The F-15949 substance or its salt has an antifungal effect and is therefore useful as a prophylactic or therapeutic agent for fungal infections.

When F-155949 or a salt thereof is used as a prophylactic or therapeutic agent for fungal infection, it can be administered in various forms. The dosage form depends on the formulation, age, sex, disease and the like. For example, tablets, pills, powders, granules, syrups, solutions, suspensions, emulsions, granules, capsules and the like are orally administered. Injections are administered intravenously, intramuscularly, intradermally, subcutaneously or intraperitoneally. Suppositories are administered rectally.

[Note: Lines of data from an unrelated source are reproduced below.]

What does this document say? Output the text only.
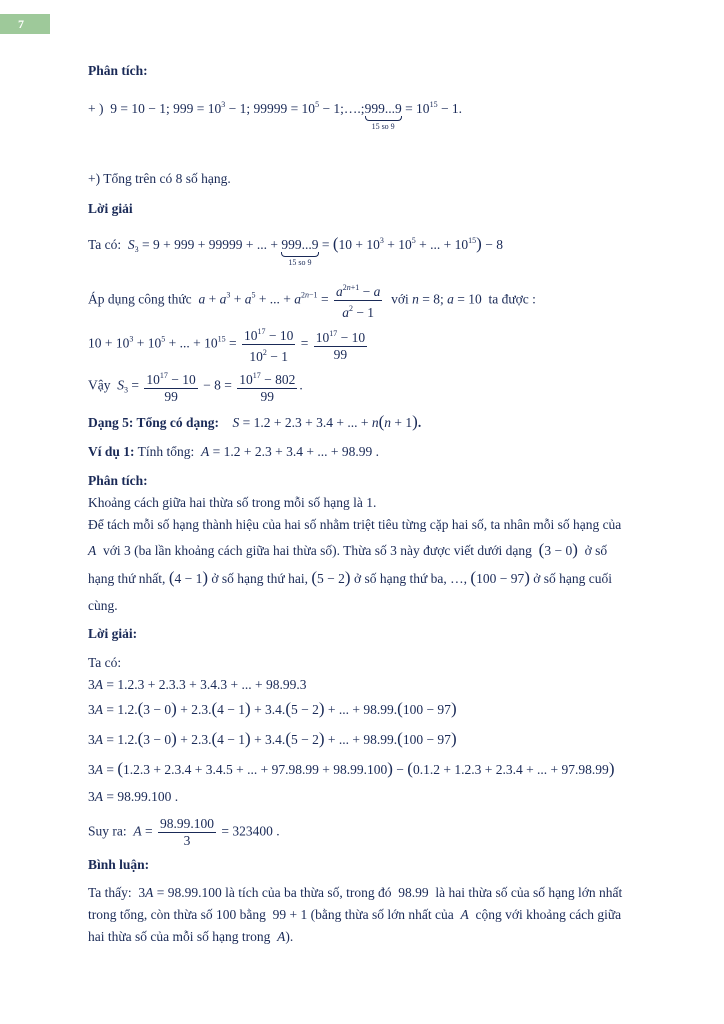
7
Phân tích:
+ )  9 = 10 − 1; $999 = 10^3 - 1$; $99999 = 10^5$ − 1;….;999...9
15 so 9
= $10^{15} - 1$.
+) Tổng trên có 8 số hạng.
Lời giải
Ta có: $S_3 = 9 + 999 + 99999$ + ... + 999...9
15 so 9
= ($10 + 10^3 + 10^5$ + ... + $10^{15}) - 8$
Áp dụng công thức $a + a^3 + a^5$ + ... + $a^{2n-1} = \frac{a^{2n+1} - a}{a^2 - 1}$ với n = 8; a = 10  ta được :
$10 + 10^3 + 10^5$ + ... + $10^{15} = \frac{10^{17} - 10}{10^2 - 1} = \frac{10^{17} - 10}{99}$
Vậy $S_3 = \frac{10^{17} - 10}{99} - 8 = \frac{10^{17} - 802}{99}$ .
Dạng 5: Tổng có dạng: S = 1.2 + 2.3 + 3.4 + ... + n(n + 1).
Ví dụ 1: Tính tổng: A = 1.2 + 2.3 + 3.4 + ... + 98.99 .
Phân tích:
Khoảng cách giữa hai thừa số trong mỗi số hạng là 1.
Để tách mỗi số hạng thành hiệu của hai số nhằm triệt tiêu từng cặp hai số, ta nhân mỗi số hạng của
A với 3 (ba lần khoảng cách giữa hai thừa số). Thừa số 3 này được viết dưới dạng (3 − 0) ở số
hạng thứ nhất, (4 − 1) ở số hạng thứ hai, (5 − 2) ở số hạng thứ ba, …, (100 − 97) ở số hạng cuối
cùng.
Lời giải:
Ta có:
3A = 1.2.3 + 2.3.3 + 3.4.3 + ... + 98.99.3
3A = 1.2.(3 − 0) + 2.3.(4 − 1) + 3.4.(5 − 2) + ... + 98.99.(100 − 97)
3A = 1.2.(3 − 0) + 2.3.(4 − 1) + 3.4.(5 − 2) + ... + 98.99.(100 − 97)
3A = (1.2.3 + 2.3.4 + 3.4.5 + ... + 97.98.99 + 98.99.100) − (0.1.2 + 1.2.3 + 2.3.4 + ... + 97.98.99)
3A = 98.99.100 .
Suy ra: $A = \frac{98.99.100}{3} = 323400$ .
Bình luận:
Ta thấy:  3A = 98.99.100 là tích của ba thừa số, trong đó  98.99  là hai thừa số của số hạng lớn nhất
trong tổng, còn thừa số 100 bằng  99 + 1 (bằng thừa số lớn nhất của A cộng với khoảng cách giữa
hai thừa số của mỗi số hạng trong A).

Formulations containing various substances as active ingredients are formed according to standard methods. It can be produced using known auxiliaries usually used in the field of pharmaceutical preparations such as agents, binders, disintegrants, lubricants, dissolving agents, flavoring agents, coating agents and the like. For molding into tablets, widely known carriers in the art can be used, such as lactose, sucrose, sodium chloride, glucose, urea, starch, carbonated calcium, kaolin, crystalline cellulose, and the like. Binding of excipients such as silicic acid, water, ethanol, propanol, simple syrup, dextrose solution, starch solution, gelatin solution, carboxymethyl cenorellose, shellac, methinoresenorelose, potassium phosphate, polyvinylinolepyrrolidone, etc. Agent, dried starch, sodium alginate, powdered agar, powdered laminarane, powdered sodium hydrogencarbonate, calcium carbonate, polyoxyethylene sorbitan fatty acid ester, sodium lauryl sulfate, monoglyceride stearate, starch, Disintegrators such as lactose, sucrose, stealine, cacao batata , Decay inhibitor such as hydrogenated oil, quaternary ammonium base, absorption enhancer such as sodium lauryl sulfate, humectant such as glycerin and starch, starch, lactose, kaolin, bentonite, colloid Adsorbents such as silica, lubricating agents such as purified talc, stearate, powdered boric acid, polyethylene glycol and the like can be mentioned. Tablets can be made into tablets coated with a usual coating, if necessary, for example, sugar-coated tablets, gelatin-coated tablets, enteric-coated tablets, film-coated tablets or double tablets, or multiple tablets.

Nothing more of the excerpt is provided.